HOWDON. – Our Society ay Howdon was formed in 1822, and for many years services were held in dwelling houses. The society ultimately found a “home” in a temperance hall. It was not until 1844 that the first chapel was built, and in 1880 a more commodious place was erected at a cost of £2,200. In 1906 an extensive alteration was made by the addition of a lecture hall and vestries. A new organ was also put into the chapel – the whole undertaking costing £1,500. This has involved the Society in heavy financial liabilities, but they are facing the situation with resolute determination. A recent bazaar realised over £400.
CULLERCOATS. – The services at Cullercoats were originally held in a chapel “jointly used – by the Presbyterians and Congregationalists – each of the three denominations conducting one Sunday service therein. In the end the Primitives were left sole occupants of the chapel.” This chapel was rebuilt in 1868 at a cost of £1,240. In 1900 a new chapel was erected, costing over £3,000, and the old chapel fitted up as a school-room.
WHITLEY BAY. – In 1899 an iron chapel was built at Whitley Bay, but owing to the growing population a new venture was made in 1904, by building a chapel at a cost of over £3,000. This church is being helped by the Church Extension Fund, and such financial assistance, with the persistent loyalty of such men as the Rev. J. Young, Messrs. Patterson, Robsons, J.G. Marriott, and others, has contributed in no small way in raising the church to its now promising position.
SHIREMOOR. – The present chapel was built in 1902, at a cost of £760, and is situated in the centre of a growing mining district.

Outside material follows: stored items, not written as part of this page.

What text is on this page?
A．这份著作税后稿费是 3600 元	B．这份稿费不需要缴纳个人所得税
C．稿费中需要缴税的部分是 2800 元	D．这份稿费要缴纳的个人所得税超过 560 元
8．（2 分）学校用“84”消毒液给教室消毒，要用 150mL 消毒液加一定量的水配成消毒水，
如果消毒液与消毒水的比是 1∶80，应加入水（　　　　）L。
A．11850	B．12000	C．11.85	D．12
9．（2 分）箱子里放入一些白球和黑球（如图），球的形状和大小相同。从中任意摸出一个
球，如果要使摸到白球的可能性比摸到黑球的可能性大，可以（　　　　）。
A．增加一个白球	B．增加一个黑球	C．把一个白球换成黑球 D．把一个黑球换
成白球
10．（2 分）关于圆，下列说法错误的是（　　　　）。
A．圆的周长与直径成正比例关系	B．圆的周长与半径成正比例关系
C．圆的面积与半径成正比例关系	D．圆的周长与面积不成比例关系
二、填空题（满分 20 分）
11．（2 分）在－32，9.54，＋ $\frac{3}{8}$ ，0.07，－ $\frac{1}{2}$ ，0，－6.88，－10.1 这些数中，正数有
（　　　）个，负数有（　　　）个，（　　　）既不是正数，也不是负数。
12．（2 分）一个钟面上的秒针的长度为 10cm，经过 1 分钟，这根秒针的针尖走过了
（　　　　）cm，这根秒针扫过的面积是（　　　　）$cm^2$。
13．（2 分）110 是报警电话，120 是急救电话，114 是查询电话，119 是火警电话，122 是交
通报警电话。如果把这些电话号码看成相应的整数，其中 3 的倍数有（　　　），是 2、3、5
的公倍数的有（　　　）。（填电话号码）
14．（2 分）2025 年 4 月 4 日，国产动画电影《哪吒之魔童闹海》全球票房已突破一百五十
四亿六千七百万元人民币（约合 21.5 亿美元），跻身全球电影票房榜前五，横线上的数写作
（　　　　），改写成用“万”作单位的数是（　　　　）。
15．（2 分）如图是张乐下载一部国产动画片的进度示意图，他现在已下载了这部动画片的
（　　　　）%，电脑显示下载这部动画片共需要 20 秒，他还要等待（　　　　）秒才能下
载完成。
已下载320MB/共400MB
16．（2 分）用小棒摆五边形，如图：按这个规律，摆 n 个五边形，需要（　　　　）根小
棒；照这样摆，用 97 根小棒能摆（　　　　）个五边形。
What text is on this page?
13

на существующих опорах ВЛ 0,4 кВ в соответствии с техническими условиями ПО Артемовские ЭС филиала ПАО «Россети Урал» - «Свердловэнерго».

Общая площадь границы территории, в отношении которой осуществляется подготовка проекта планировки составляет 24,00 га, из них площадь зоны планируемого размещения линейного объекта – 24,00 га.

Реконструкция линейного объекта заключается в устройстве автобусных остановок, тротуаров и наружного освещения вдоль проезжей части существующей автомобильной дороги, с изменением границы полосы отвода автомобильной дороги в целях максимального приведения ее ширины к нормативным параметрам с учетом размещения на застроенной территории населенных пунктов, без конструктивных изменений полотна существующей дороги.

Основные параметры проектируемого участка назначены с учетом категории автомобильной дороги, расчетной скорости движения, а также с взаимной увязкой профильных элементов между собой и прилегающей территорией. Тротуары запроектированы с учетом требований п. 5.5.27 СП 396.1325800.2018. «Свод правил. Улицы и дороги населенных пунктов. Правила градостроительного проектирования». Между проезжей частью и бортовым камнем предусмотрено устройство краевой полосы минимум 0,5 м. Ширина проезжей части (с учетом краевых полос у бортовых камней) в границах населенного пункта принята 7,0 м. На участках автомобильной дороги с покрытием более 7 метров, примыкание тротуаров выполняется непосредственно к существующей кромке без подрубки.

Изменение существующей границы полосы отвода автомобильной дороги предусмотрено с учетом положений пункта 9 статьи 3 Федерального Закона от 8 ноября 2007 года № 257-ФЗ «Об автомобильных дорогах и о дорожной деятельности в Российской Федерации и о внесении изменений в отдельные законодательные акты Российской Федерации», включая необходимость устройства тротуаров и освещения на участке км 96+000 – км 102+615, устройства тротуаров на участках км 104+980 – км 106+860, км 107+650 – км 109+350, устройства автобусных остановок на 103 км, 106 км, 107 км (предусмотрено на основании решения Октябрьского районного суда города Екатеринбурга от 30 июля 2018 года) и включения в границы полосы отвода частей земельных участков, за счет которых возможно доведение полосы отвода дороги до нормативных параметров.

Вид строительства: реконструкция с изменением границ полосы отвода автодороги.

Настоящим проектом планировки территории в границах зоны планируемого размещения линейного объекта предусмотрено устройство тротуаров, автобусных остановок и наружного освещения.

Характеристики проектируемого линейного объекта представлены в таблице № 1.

This history would be incomplete without a reference to two further features of the story. In tracing the movement of chapel building in the early days of Primitive Methodism, one is profoundly impressed with the fact of the poverty of our people. The following figures speak for themselves. In 1823 North Shields Chapel cost £550, and a debt of £530 remained after it was opended. Percy Main Chapel in 1827 cost £100, leaving a debt of £90 after its opening services. Howdon Chapel in 1844 cost £150, and a debt remained of £130. These and other figures point to the conclusion that early Primitives were chiefly drawn from the poorer classes.
The other feature that cannot be overlooked is the sympathy and financial support which chapel building scheme in mining districts received from Colliery owners. Many of the early societies would have been seriously handicapped ha it not been for the generous grants from the pockets of the Colliery proprietors. In 1839 we find the following significant report. That out of ten chapels reported in the Circuit, seven of them are Colliery chapels. The owners have in most cases generously assisted our Churches in mining localities.
There is no space left to speak of the praiseworthy efforts, and strenuous lives of the long list of ministers who have travelled on the Station. That is a history in itself. The present ministers are Revs. R. Laidler and G.W. Wellburn, B.A. We have also, as superannuated ministers, Revs. J. Butcher and J. Young, whose services are highly esteemed. Few stations in the North of England have finer traditions than North Shields. It has had the honour of having as its ministers men whose names have been a household word in Primitive Methodism. It has witnessed some of the grandest revivals the Connexion has ever known. It has nurtured and developed men of intellectual strength and heroic mould, whose strenuous lives have added to the strength and stability of the commonwealth. May its future be worthy of its splendid past.